Stricken Mars probe stays silent
- Published
Efforts are continuing to try to regain control of the Russian Mars mission that is stuck circling the Earth.
The Phobos-Grunt spacecraft was put in orbit on Wednesday, but failed to fire the engine that was designed to take it on to the Red Planet.
Engineers have been using tracking stations around the globe in an attempt to talk to the probe and diagnose its problems - but without success.
Europe has offered Russia its assistance.
The European Space Agency Spacecraft Operations Centre (Esoc) in Darmstadt, Germany, is now involved in trying to establish a link, using its antennas in French Guiana, the Canary Islands and on the Spanish mainland.
The US space agency (Nasa) has also offered to do anything that might bring the wayward craft under full control.
Doug McCuistion, Nasa's director of Mars exploration, told reporters in a briefing about its own forthcoming Red Planet venture, the Curiosity rover: "We have offered assistance and if they need it, we will provide it to the best of our ability."
Phobos-Grunt launched successfully on its Zenit rocket from the Baikonur Cosmodrome and was dropped off into an elliptical orbit with an apogee (farthest point from Earth) of 345km.
It was then expected to initiate two firings on its big cruise stage, one to lift it higher in the sky and the second to despatch it to Mars. Neither burn occurred.
So far, the repeated passes of Phobos-Grunt over ground stations have failed to yield any telemetry.
The Russian Interfax news agency reported a space industry source on Friday as saying: "Several attempts have been made overnight to receive telemetry from the spacecraft. The result of all of them was nothing.
"The chance that the station could be saved is very, very slim," the translation from BBC Monitoring said.
"Russia's ground systems located at Baikonur and near Medvezhyi Ozera near Moscow will join in these efforts in the evening."
The community of citizen satellite trackers has, though, reported Phobos-Grunt to be in a stable orientation.
Michael Murphy from Dayton, Ohio, posted on Friday, external: "I just observed a pass of Phobos-Grunt and the Zenit second stage.
"The rocket body was tumbling slowly, and the probe itself appeared to be very steady as it passed.
"I did not get good timing information, but the probe was definitely steady. I saw no other objects along the track the probe followed," he told the Phobos-Grunt thread on the SeeSat-L website, external.
Fellow tracker Ted Molczan from Toronto, Canada, has been trying to determine the precise orbit of Phobos-Grunt around the Earth, and thought on Friday he had seen the craft rise slightly.
"This could all still turn out to be due in some way to spurious [data], but I suspect the effect is real," he told the same thread, external. "If venting is occurring, perhaps due to leakage from the propellant system, then the spacecraft could eventually begin to tumble."
If control of Phobos-Grunt cannot be re-established, the focus of interest will very rapidly shift to the spacecraft's certain fall to Earth.
Residual air molecules more than 200km above the planet will generate drag on the probe and pull it down faster and faster - although it could be some weeks yet before there is an impact.
The spacecraft weighed some 13 tonnes at launch - double the mass of Nasa's recently re-entered UARS satellite.
What is more, most of the 13 tonnes is made up by the propellants unsymmetrical dimethylhydrazine (UDMH) and dinitrogen tetroxide (DTO), both of which are toxic.
It was the presence of a large quantity of toxic propellants on the returning spy satellite USA-193 that the American government used to justify its decision to shoot down the spacecraft with a missile in 2008.
Landing site
If the Phobos-Grunt mission is truly lost, then professional and amateur groups will be modelling the decay in its orbit in an attempt to determine precisely where and when it might come down.

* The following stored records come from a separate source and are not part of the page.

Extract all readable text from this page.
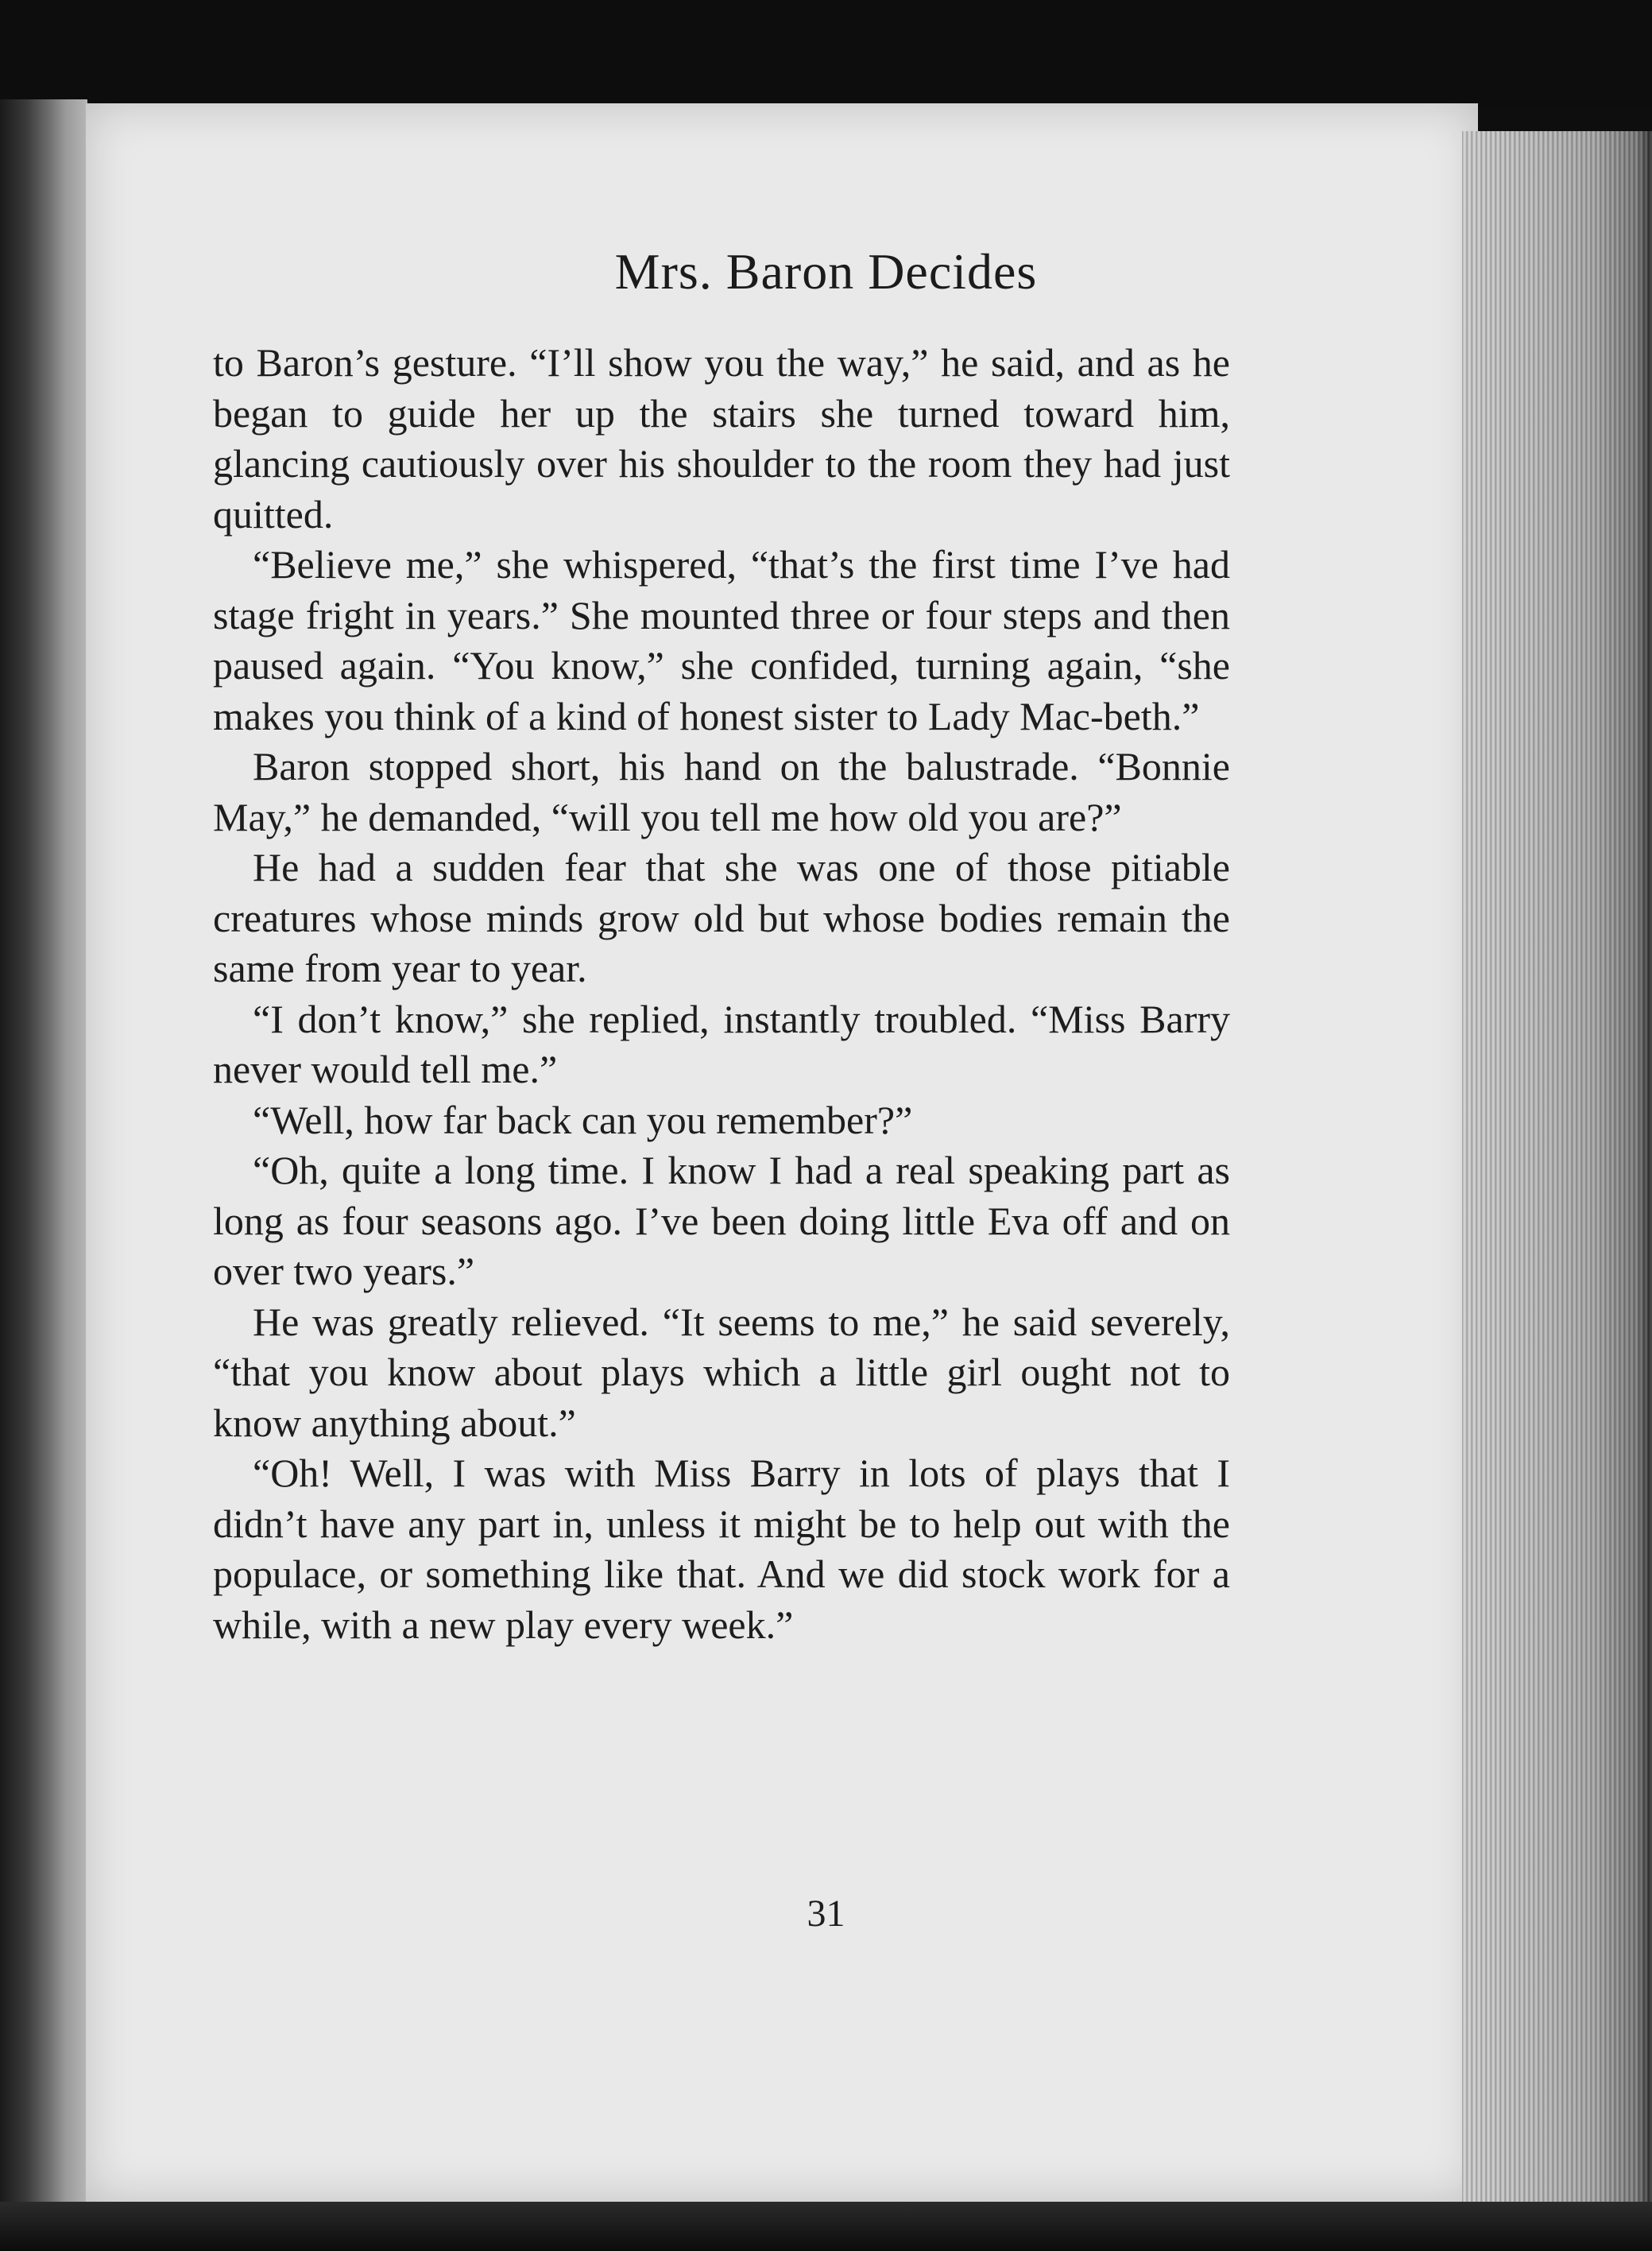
Mrs. Baron Decides

to Baron’s gesture. “I’ll show you the way,” he said, and as he began to guide her up the stairs she turned toward him, glancing cautiously over his shoulder to the room they had just quitted.

“Believe me,” she whispered, “that’s the first time I’ve had stage fright in years.” She mounted three or four steps and then paused again. “You know,” she confided, turning again, “she makes you think of a kind of honest sister to Lady Mac-beth.”

Baron stopped short, his hand on the balustrade. “Bonnie May,” he demanded, “will you tell me how old you are?”

He had a sudden fear that she was one of those pitiable creatures whose minds grow old but whose bodies remain the same from year to year.

“I don’t know,” she replied, instantly troubled. “Miss Barry never would tell me.”

“Well, how far back can you remember?”

“Oh, quite a long time. I know I had a real speaking part as long as four seasons ago. I’ve been doing little Eva off and on over two years.”

He was greatly relieved. “It seems to me,” he said severely, “that you know about plays which a little girl ought not to know anything about.”

“Oh! Well, I was with Miss Barry in lots of plays that I didn’t have any part in, unless it might be to help out with the populace, or something like that. And we did stock work for a while, with a new play every week.”

31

As with UARS, much of the spacecraft will burn up in the atmosphere; but any parts made of high-temperature metals, such as titanium or stainless steel, stand a chance of making all the way to the surface.
Indeed, it is the fuel tanks that often survive the fall, their spherical shapes enabling them to spin up and dissipate heat more easily.

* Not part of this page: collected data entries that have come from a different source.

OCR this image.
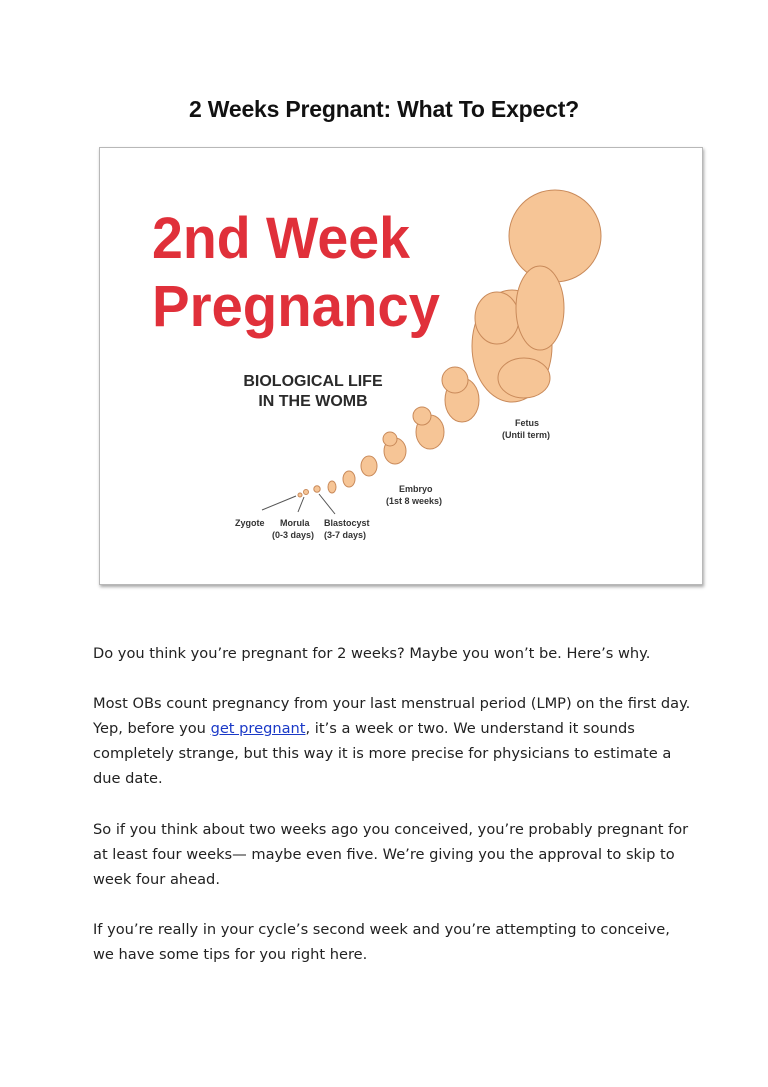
2 Weeks Pregnant: What To Expect?
2nd Week
Pregnancy
BIOLOGICAL LIFE
IN THE WOMB
Zygote Morula
(0-3 days)
Blastocyst
(3-7 days)
Embryo
(1st 8 weeks)
Fetus
(Until term)

Do you think you’re pregnant for 2 weeks? Maybe you won’t be. Here’s why.

Most OBs count pregnancy from your last menstrual period (LMP) on the first day. Yep, before you get pregnant, it’s a week or two. We understand it sounds completely strange, but this way it is more precise for physicians to estimate a due date.

So if you think about two weeks ago you conceived, you’re probably pregnant for at least four weeks— maybe even five. We’re giving you the approval to skip to week four ahead.

If you’re really in your cycle’s second week and you’re attempting to conceive, we have some tips for you right here.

However, the probability is that any debris would hit the ocean, given that more than 70% of the Earth's surface is covered by water. This was the case with UARS and the German Rosat X-Ray telescope that returned to Earth last month.
But no-one wants to see Phobos-Grunt end this way. This exciting mission had been eagerly awaited by scientists all over the world.
Its quest is to land on the Martian moon Phobos and scoop up rock for return to Earth. Such a venture could yield fascinating new insights into the origin of the 27km-wide moon and the planet it circles.
The mission is also notable because it carries China's first Mars satellite, Yinghuo-1.